During the IDB’s regular monthly meeting on Thursday, Kendrick Curtis gave a presentation to board members detailing the work of the Middle Tennessee Industrial Development Association. He is assistant executive director of that organization, which serves a 40-county area.

Curtis said almost exactly half of all prospect he deals with are looking for an available building. He said this is why spec buildings are so important and why they are snatched up so quickly.

“Most companies don’t have the luxury of spending months looking for a site and then building,” said Curtis.

He said TVA and the state department of economic development funnel many projects to appropriate areas, but local industrial boards like ours here in Warren County can also take the lead in the recruitment process. Self-promotion is the key.

“You can have the most ideal building, but you must have a way to present that building in an appropriate way,” said Curtis.

His organization can help with the presentation aspect.
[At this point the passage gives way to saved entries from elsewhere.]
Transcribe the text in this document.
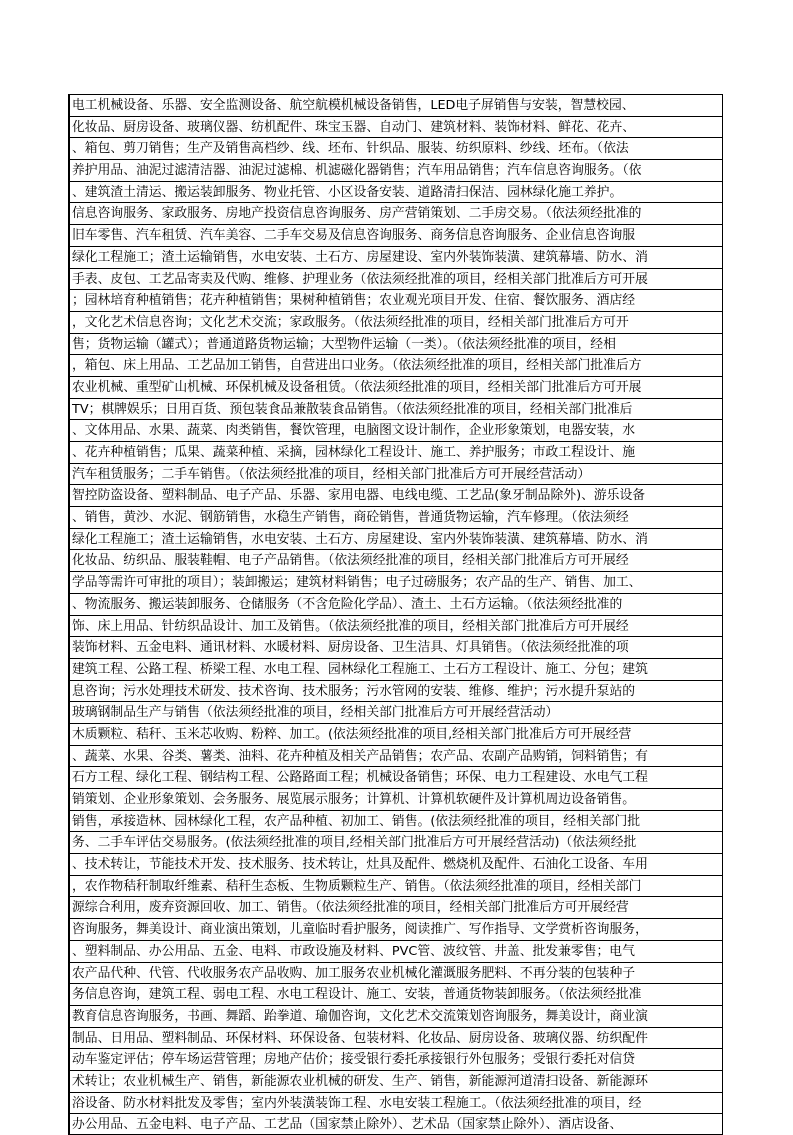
电工机械设备、乐器、安全监测设备、航空航模机械设备销售，LED电子屏销售与安装，智慧校园、
化妆品、厨房设备、玻璃仪器、纺机配件、珠宝玉器、自动门、建筑材料、装饰材料、鲜花、花卉、
、箱包、剪刀销售；生产及销售高档纱、线、坯布、针织品、服装、纺织原料、纱线、坯布。（依法
养护用品、油泥过滤清洁器、油泥过滤棉、机滤磁化器销售；汽车用品销售；汽车信息咨询服务。（依
、建筑渣土清运、搬运装卸服务、物业托管、小区设备安装、道路清扫保洁、园林绿化施工养护。
信息咨询服务、家政服务、房地产投资信息咨询服务、房产营销策划、二手房交易。（依法须经批准的
旧车零售、汽车租赁、汽车美容、二手车交易及信息咨询服务、商务信息咨询服务、企业信息咨询服
绿化工程施工；渣土运输销售，水电安装、土石方、房屋建设、室内外装饰装潢、建筑幕墙、防水、消
手表、皮包、工艺品寄卖及代购、维修、护理业务（依法须经批准的项目，经相关部门批准后方可开展
；园林培育种植销售；花卉种植销售；果树种植销售；农业观光项目开发、住宿、餐饮服务、酒店经
，文化艺术信息咨询；文化艺术交流；家政服务。（依法须经批准的项目，经相关部门批准后方可开
售；货物运输（罐式）；普通道路货物运输；大型物件运输（一类）。（依法须经批准的项目，经相
，箱包、床上用品、工艺品加工销售，自营进出口业务。（依法须经批准的项目，经相关部门批准后方
农业机械、重型矿山机械、环保机械及设备租赁。（依法须经批准的项目，经相关部门批准后方可开展
TV；棋牌娱乐；日用百货、预包装食品兼散装食品销售。（依法须经批准的项目，经相关部门批准后
、文体用品、水果、蔬菜、肉类销售，餐饮管理，电脑图文设计制作，企业形象策划，电器安装，水
、花卉种植销售；瓜果、蔬菜种植、采摘，园林绿化工程设计、施工、养护服务；市政工程设计、施
汽车租赁服务；二手车销售。（依法须经批准的项目，经相关部门批准后方可开展经营活动）
智控防盗设备、塑料制品、电子产品、乐器、家用电器、电线电缆、工艺品(象牙制品除外)、游乐设备
、销售，黄沙、水泥、钢筋销售，水稳生产销售，商砼销售，普通货物运输，汽车修理。（依法须经
绿化工程施工；渣土运输销售，水电安装、土石方、房屋建设、室内外装饰装潢、建筑幕墙、防水、消
化妆品、纺织品、服装鞋帽、电子产品销售。（依法须经批准的项目，经相关部门批准后方可开展经
学品等需许可审批的项目）；装卸搬运；建筑材料销售；电子过磅服务；农产品的生产、销售、加工、
、物流服务、搬运装卸服务、仓储服务（不含危险化学品）、渣土、土石方运输。（依法须经批准的
饰、床上用品、针纺织品设计、加工及销售。（依法须经批准的项目，经相关部门批准后方可开展经
装饰材料、五金电料、通讯材料、水暖材料、厨房设备、卫生洁具、灯具销售。（依法须经批准的项
建筑工程、公路工程、桥梁工程、水电工程、园林绿化工程施工、土石方工程设计、施工、分包；建筑
息咨询；污水处理技术研发、技术咨询、技术服务；污水管网的安装、维修、维护；污水提升泵站的
玻璃钢制品生产与销售（依法须经批准的项目，经相关部门批准后方可开展经营活动）
木质颗粒、秸秆、玉米芯收购、粉粹、加工。(依法须经批准的项目,经相关部门批准后方可开展经营
、蔬菜、水果、谷类、薯类、油料、花卉种植及相关产品销售；农产品、农副产品购销，饲料销售；有
石方工程、绿化工程、钢结构工程、公路路面工程；机械设备销售；环保、电力工程建设、水电气工程
销策划、企业形象策划、会务服务、展览展示服务；计算机、计算机软硬件及计算机周边设备销售。
销售，承接造林、园林绿化工程，农产品种植、初加工、销售。(依法须经批准的项目，经相关部门批
务、二手车评估交易服务。(依法须经批准的项目,经相关部门批准后方可开展经营活动)（依法须经批
、技术转让，节能技术开发、技术服务、技术转让，灶具及配件、燃烧机及配件、石油化工设备、车用
，农作物秸秆制取纤维素、秸秆生态板、生物质颗粒生产、销售。（依法须经批准的项目，经相关部门
源综合利用，废弃资源回收、加工、销售。（依法须经批准的项目，经相关部门批准后方可开展经营
咨询服务，舞美设计、商业演出策划，儿童临时看护服务，阅读推广、写作指导、文学赏析咨询服务，
、塑料制品、办公用品、五金、电料、市政设施及材料、PVC管、波纹管、井盖、批发兼零售；电气
农产品代种、代管、代收服务农产品收购、加工服务农业机械化灌溉服务肥料、不再分装的包装种子
务信息咨询，建筑工程、弱电工程、水电工程设计、施工、安装，普通货物装卸服务。（依法须经批准
教育信息咨询服务，书画、舞蹈、跆拳道、瑜伽咨询，文化艺术交流策划咨询服务，舞美设计，商业演
制品、日用品、塑料制品、环保材料、环保设备、包装材料、化妆品、厨房设备、玻璃仪器、纺织配件
动车鉴定评估；停车场运营管理；房地产估价；接受银行委托承接银行外包服务；受银行委托对信贷
术转让；农业机械生产、销售，新能源农业机械的研发、生产、销售，新能源河道清扫设备、新能源环
浴设备、防水材料批发及零售；室内外装潢装饰工程、水电安装工程施工。（依法须经批准的项目，经
办公用品、五金电料、电子产品、工艺品（国家禁止除外）、艺术品（国家禁止除外）、酒店设备、
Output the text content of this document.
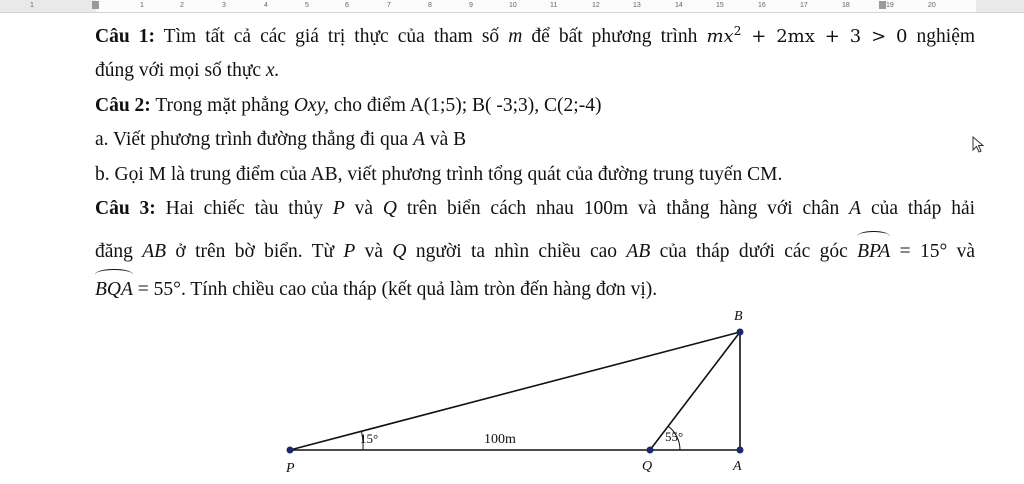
1	1	2	3	4	5	6	7	8	9	10	11	12	13	14	15	16	17	18	19	20

Câu 1: Tìm tất cả các giá trị thực của tham số m để bất phương trình $mx^2 + 2mx + 3 > 0$ nghiệm

đúng với mọi số thực x.

Câu 2: Trong mặt phẳng Oxy, cho điểm A(1;5); B( -3;3), C(2;-4)

a. Viết phương trình đường thẳng đi qua A và B

b. Gọi M là trung điểm của AB, viết phương trình tổng quát của đường trung tuyến CM.

Câu 3: Hai chiếc tàu thủy P và Q trên biển cách nhau 100m và thẳng hàng với chân A của tháp hải

đăng AB ở trên bờ biển. Từ P và Q người ta nhìn chiều cao AB của tháp dưới các góc BPA = 15° và

BQA = 55°. Tính chiều cao của tháp (kết quả làm tròn đến hàng đơn vị).

B
P	Q	A
15°	100m	55°
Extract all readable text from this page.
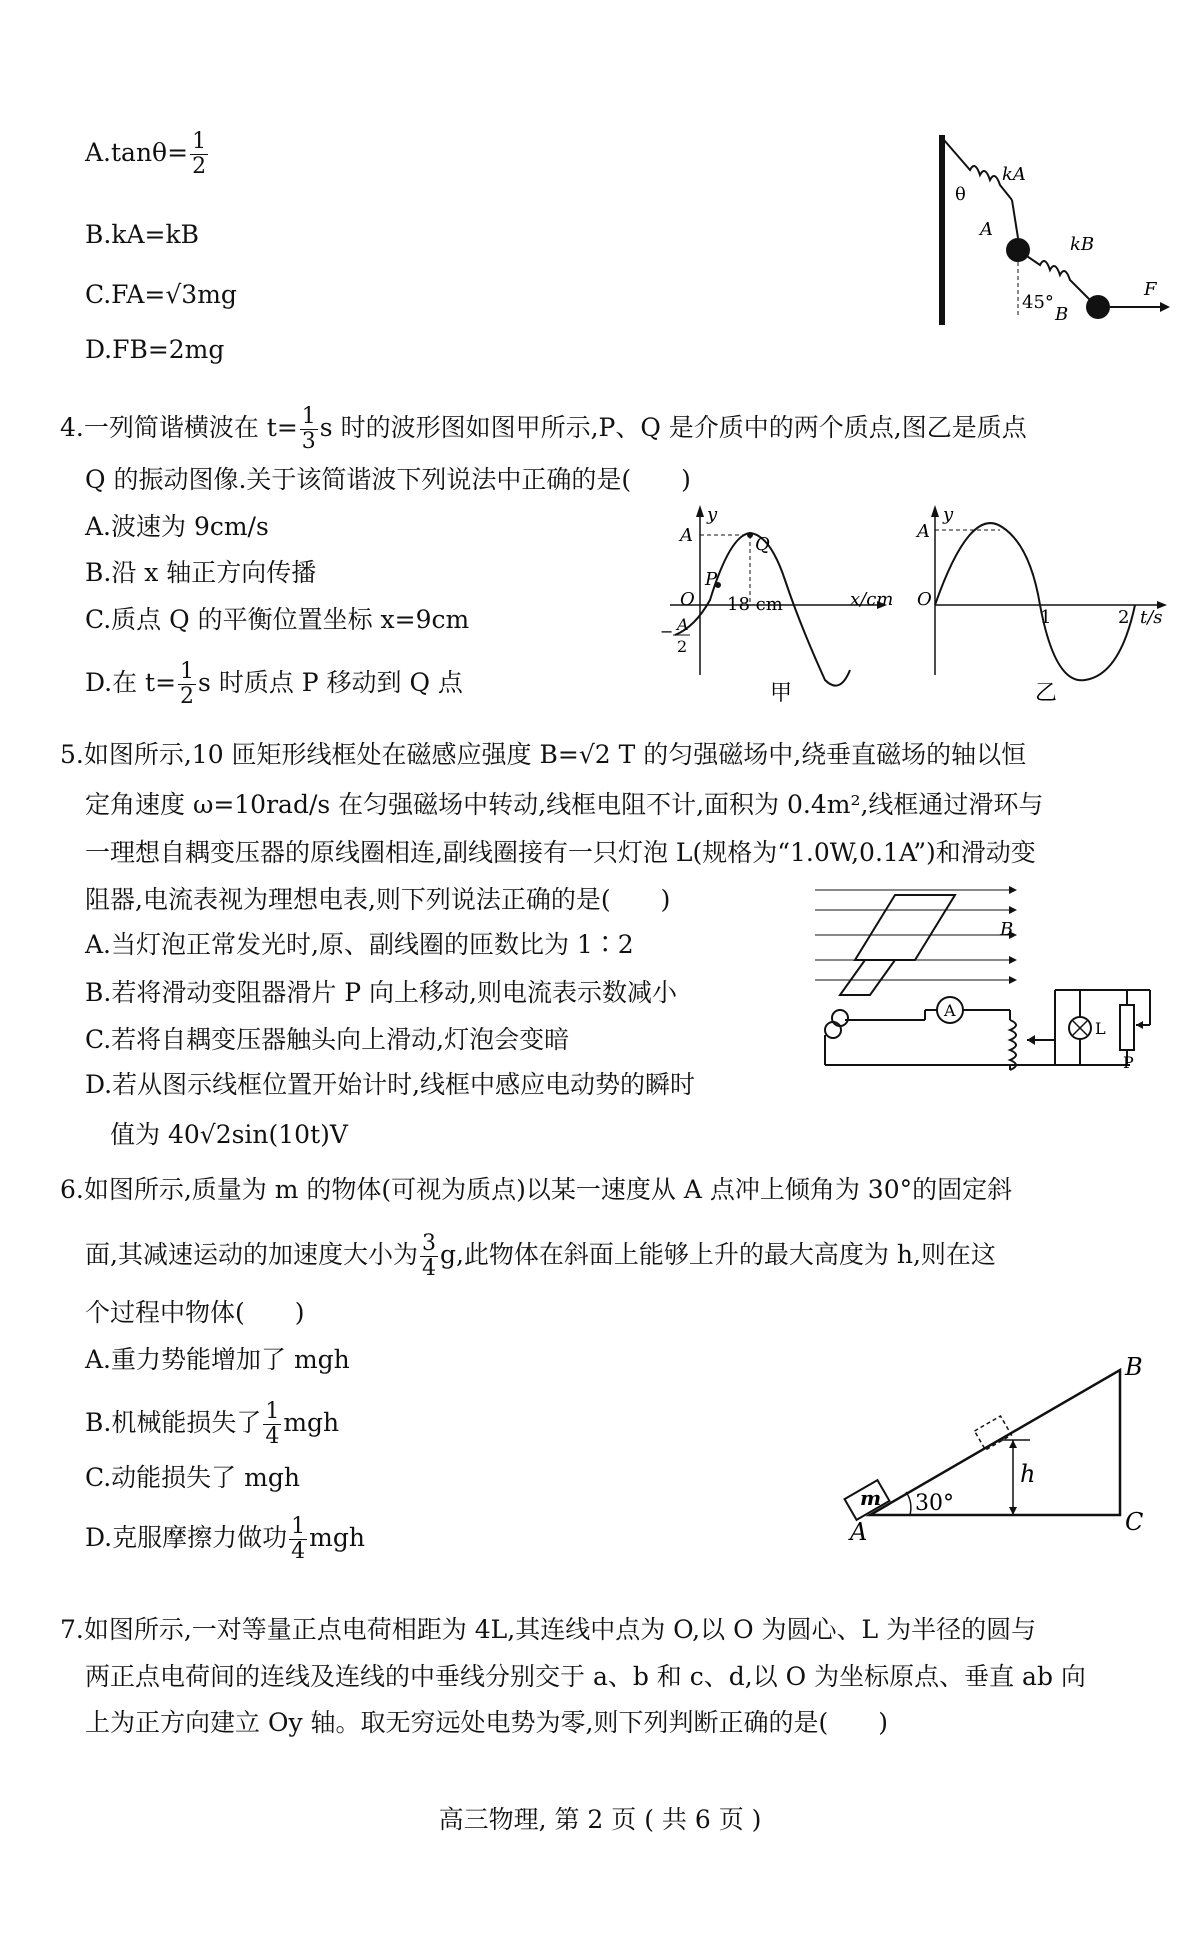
$A.\tan\theta= \frac{1}{2}$
B.kA=kB
C.FA=√3mg
D.FB=2mg
θ
kA
A
kB
45°
B
F
4.一列简谐横波在 $t= \frac{1}{3}$ s 时的波形图如图甲所示,P、Q 是介质中的两个质点,图乙是质点
Q 的振动图像.关于该简谐波下列说法中正确的是(　　)
A.波速为 9cm/s
B.沿 x 轴正方向传播
C.质点 Q 的平衡位置坐标 x=9cm
D.在 $t= \frac{1}{2}$ s 时质点 P 移动到 Q 点
y
A	Q
P
O 18 cm	x/cm
A
2
−
甲
y
A
O
1	2 t/s
乙
5.如图所示,10 匝矩形线框处在磁感应强度 B=√2 T 的匀强磁场中,绕垂直磁场的轴以恒
定角速度 ω=10rad/s 在匀强磁场中转动,线框电阻不计,面积为 0.4m²,线框通过滑环与
一理想自耦变压器的原线圈相连,副线圈接有一只灯泡 L(规格为“1.0W,0.1A”)和滑动变
阻器,电流表视为理想电表,则下列说法正确的是(　　)
A.当灯泡正常发光时,原、副线圈的匝数比为 1∶2
B.若将滑动变阻器滑片 P 向上移动,则电流表示数减小
C.若将自耦变压器触头向上滑动,灯泡会变暗
D.若从图示线框位置开始计时,线框中感应电动势的瞬时
值为 40√2sin(10t)V
A
L
P
B
6.如图所示,质量为 m 的物体(可视为质点)以某一速度从 A 点冲上倾角为 30°的固定斜
面,其减速运动的加速度大小为 $\frac{3}{4} g$,此物体在斜面上能够上升的最大高度为 h,则在这
个过程中物体(　　)
A.重力势能增加了 mgh
B.机械能损失了 $\frac{1}{4}$ mgh
C.动能损失了 mgh
D.克服摩擦力做功 $\frac{1}{4}$ mgh
B
C
A
m
h
30°
7.如图所示,一对等量正点电荷相距为 4L,其连线中点为 O,以 O 为圆心、L 为半径的圆与
两正点电荷间的连线及连线的中垂线分别交于 a、b 和 c、d,以 O 为坐标原点、垂直 ab 向
上为正方向建立 Oy 轴。取无穷远处电势为零,则下列判断正确的是(　　)
高三物理, 第 2 页 ( 共 6 页 )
Curtis said when Warren County's new spec building is complete in an expected 180 days, his group can come in and take aerial photography of the area with a drone.

“It could take Google three to four years to get those images up,” said Curtis. “We could use drone photography and get it up quickly.”

Curtis applauded our local IDB for its recent purchase of 218 acres of land at the Coffee County line. This is a long-term project that won’t be ready for years, but having the property in IDB hands will make a huge impact, he said.

“I know a lot of communities that have done the looking part but they haven’t done the leaping part,” said Curtis. “You have done the leaping part and owning the property is a big first step.”


Rates released

The latest unemployment figures released Thursday by the state show Warren County unemployment has inched up to 4.5 percent for October, an increase of 0.7 percent from the month before.

Overall, the Tennessee unemployment rate for October was 3.4 percent. Nationally, the rate for October was 3.6 percent.

Unfortunately, unemployment is ticking higher in some Tennessee counties. In Perry County, the rate is up to 8 percent, an alarming rate considering how low unemployment has been for so long.